The Knoxville News Sentinel | by Tom Humphrey | April 4, 2012

NASHVILLE - Gov. Bill Haslam announced Monday a compromise with the Tennessee State Employees Association on civil service reform legislation and also said he plans to add about $28 million in spending to his proposed state budget for the coming year.

The governor's proposed amendment to the state budget calls for increasing fees paid to local governments for housing prisoners in county jails, in part to reduce complaints about an administration bill to impose longer sentences for repeat domestic violence offenders. Some local governments had protested what they called an "unfunded mandate" from the state because they will have to cover the costs of keeping jailed offenders longer.

The increase in prisoner payments by $2 per day will cost the state an estimated $4 million per year. The increase in domestic violence sentences is projected to cost local governments collectively about $8 million per year.

Other changes in the $30.2 billion budget plan from the original version submitted in February:

  • The governor's proposal to reduce the state sales tax on groceries from 5.5 percent to 5.3 percent is revised to set the new rate at 5.25 percent next year. Under the Haslam plan, the rate would then fall to 5 percent in the following year. The change from 5.3 to 5.25 percent costs the state an estimated $3.3 million in lost revenue while saving consumers another nickel on a $100 grocery bill.
  • Plans to eliminate about $5.5 million in funding for the Department of Intellectual and Developmental Disabilities were dropped.

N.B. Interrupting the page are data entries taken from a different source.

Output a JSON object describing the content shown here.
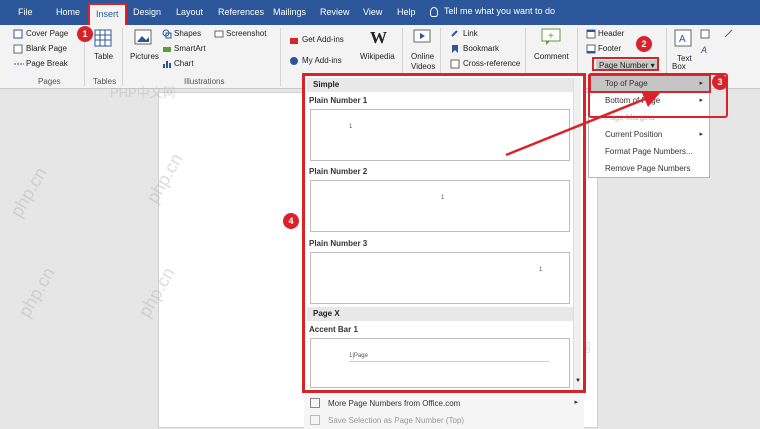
{
  "tabs": [
    "File",
    "Home",
    "Insert",
    "Design",
    "Layout",
    "References",
    "Mailings",
    "Review",
    "View",
    "Help"
  ],
  "tell_me": "Tell me what you want to do",
  "ribbon": {
    "pages": {
      "cover_page": "Cover Page",
      "blank_page": "Blank Page",
      "page_break": "Page Break",
      "label": "Pages"
    },
    "tables": {
      "table": "Table",
      "label": "Tables"
    },
    "illustrations": {
      "pictures": "Pictures",
      "shapes": "Shapes",
      "smartart": "SmartArt",
      "chart": "Chart",
      "screenshot": "Screenshot",
      "label": "Illustrations"
    },
    "addins": {
      "get_addins": "Get Add-ins",
      "my_addins": "My Add-ins",
      "wikipedia": "Wikipedia"
    },
    "media": {
      "online": "Online",
      "videos": "Videos"
    },
    "links": {
      "link": "Link",
      "bookmark": "Bookmark",
      "cross_reference": "Cross-reference"
    },
    "comments": {
      "comment": "Comment"
    },
    "header_footer": {
      "header": "Header",
      "footer": "Footer",
      "page_number": "Page Number"
    },
    "text": {
      "text_box": "Box",
      "text": "Text"
    }
  },
  "page_number_menu": [
    "Top of Page",
    "Bottom of Page",
    "Page Margins",
    "Current Position",
    "Format Page Numbers...",
    "Remove Page Numbers"
  ],
  "gallery": {
    "section_simple": "Simple",
    "items": [
      "Plain Number 1",
      "Plain Number 2",
      "Plain Number 3"
    ],
    "section_pagex": "Page X",
    "accent": "Accent Bar 1",
    "thumb_num": "1",
    "accent_thumb": "1|Page"
  },
  "more": {
    "more_numbers": "More Page Numbers from Office.com",
    "save_selection": "Save Selection as Page Number (Top)"
  },
  "badges": [
    "1",
    "2",
    "3",
    "4"
  ],
  "watermarks": {
    "php_cn": "php.cn",
    "php_cn_zh": "PHP中文网"
  },
  "colors": {
    "ribbon_blue": "#2b579a",
    "highlight_red": "#d9232a"
  }
}
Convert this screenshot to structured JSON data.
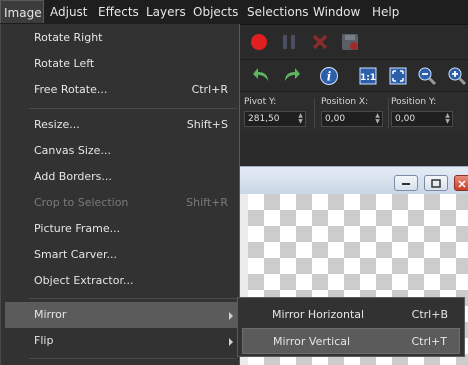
{
  "menubar": [
    {
      "label": "Image",
      "active": true
    },
    {
      "label": "Adjust"
    },
    {
      "label": "Effects"
    },
    {
      "label": "Layers"
    },
    {
      "label": "Objects"
    },
    {
      "label": "Selections"
    },
    {
      "label": "Window"
    },
    {
      "label": "Help"
    }
  ],
  "image_menu": {
    "items": [
      {
        "label": "Rotate Right",
        "shortcut": ""
      },
      {
        "label": "Rotate Left",
        "shortcut": ""
      },
      {
        "label": "Free Rotate...",
        "shortcut": "Ctrl+R"
      },
      {
        "label": "Resize...",
        "shortcut": "Shift+S"
      },
      {
        "label": "Canvas Size...",
        "shortcut": ""
      },
      {
        "label": "Add Borders...",
        "shortcut": ""
      },
      {
        "label": "Crop to Selection",
        "shortcut": "Shift+R",
        "disabled": true
      },
      {
        "label": "Picture Frame...",
        "shortcut": ""
      },
      {
        "label": "Smart Carver...",
        "shortcut": ""
      },
      {
        "label": "Object Extractor...",
        "shortcut": ""
      },
      {
        "label": "Mirror",
        "shortcut": "",
        "submenu": true,
        "highlight": true
      },
      {
        "label": "Flip",
        "shortcut": "",
        "submenu": true
      }
    ]
  },
  "mirror_submenu": {
    "items": [
      {
        "label": "Mirror Horizontal",
        "shortcut": "Ctrl+B"
      },
      {
        "label": "Mirror Vertical",
        "shortcut": "Ctrl+T",
        "highlight": true
      }
    ]
  },
  "properties": {
    "pivot_y_label": "Pivot Y:",
    "pivot_y_value": "281,50",
    "position_x_label": "Position X:",
    "position_x_value": "0,00",
    "position_y_label": "Position Y:",
    "position_y_value": "0,00"
  },
  "toolbar_icons": [
    "record-icon",
    "pause-icon",
    "stop-icon",
    "save-icon",
    "undo-icon",
    "redo-icon",
    "info-icon",
    "actual-size-icon",
    "fit-icon",
    "zoom-out-icon",
    "zoom-in-icon"
  ],
  "colors": {
    "menu_bg": "#323232",
    "highlight": "#5b5b5b",
    "accent_red": "#e02020"
  }
}
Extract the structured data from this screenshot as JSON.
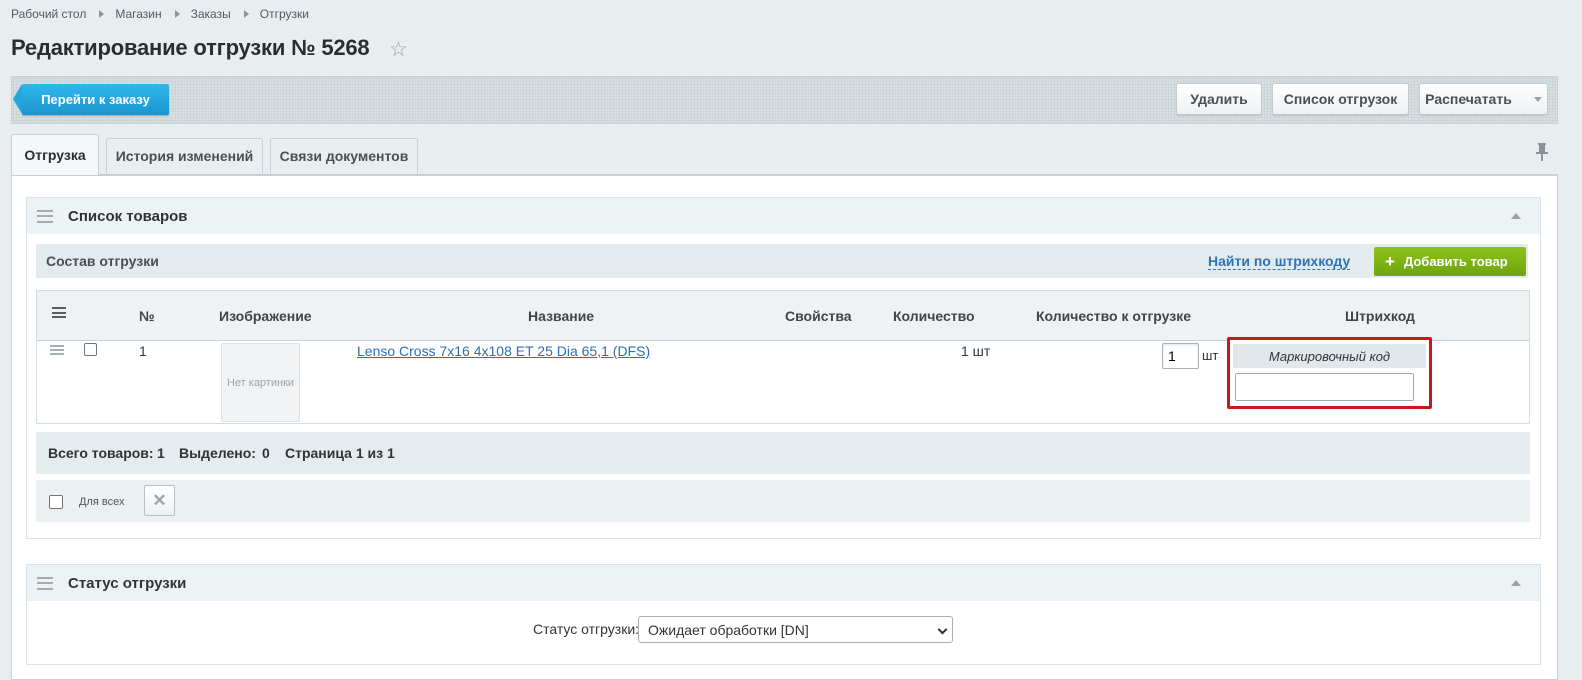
{
  "breadcrumb": [
    "Рабочий стол",
    "Магазин",
    "Заказы",
    "Отгрузки"
  ],
  "page_title": "Редактирование отгрузки № 5268",
  "toolbar": {
    "goto_order": "Перейти к заказу",
    "delete": "Удалить",
    "shipment_list": "Список отгрузок",
    "print": "Распечатать"
  },
  "tabs": [
    "Отгрузка",
    "История изменений",
    "Связи документов"
  ],
  "products_section": {
    "title": "Список товаров",
    "subbar_title": "Состав отгрузки",
    "find_by_barcode": "Найти по штрихкоду",
    "add_product": "Добавить товар",
    "columns": [
      "№",
      "Изображение",
      "Название",
      "Свойства",
      "Количество",
      "Количество к отгрузке",
      "Штрихкод"
    ],
    "rows": [
      {
        "num": "1",
        "image_text": "Нет картинки",
        "name": "Lenso Cross 7x16 4x108 ET 25 Dia 65,1 (DFS)",
        "quantity": "1 шт",
        "ship_quantity": "1",
        "ship_unit": "шт",
        "marking_label": "Маркировочный код",
        "marking_value": ""
      }
    ],
    "footer": {
      "total_label": "Всего товаров:",
      "total_value": "1",
      "selected_label": "Выделено:",
      "selected_value": "0",
      "page_text": "Страница 1 из 1"
    },
    "for_all": "Для всех"
  },
  "status_section": {
    "title": "Статус отгрузки",
    "label": "Статус отгрузки:",
    "selected": "Ожидает обработки [DN]"
  },
  "colors": {
    "accent_blue": "#1b96d0",
    "add_green": "#7ab313",
    "highlight_red": "#c8181e",
    "link": "#2f6eb0"
  }
}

That includes $1 million for continuing "family support services."
  • Restoration of several other previously planned cuts in social programs, including $3.9 million for Health Start and Child Health and Development Programs; $3 million for family resource centers statewide; $1.4 million for mental health "peer support centers"; $375,000 for a poison control center; $250,000 for child advocacy centers; and $250,000 to a mentoring program for children of prison inmates that is operated by Big Brothers Big Sisters organizations.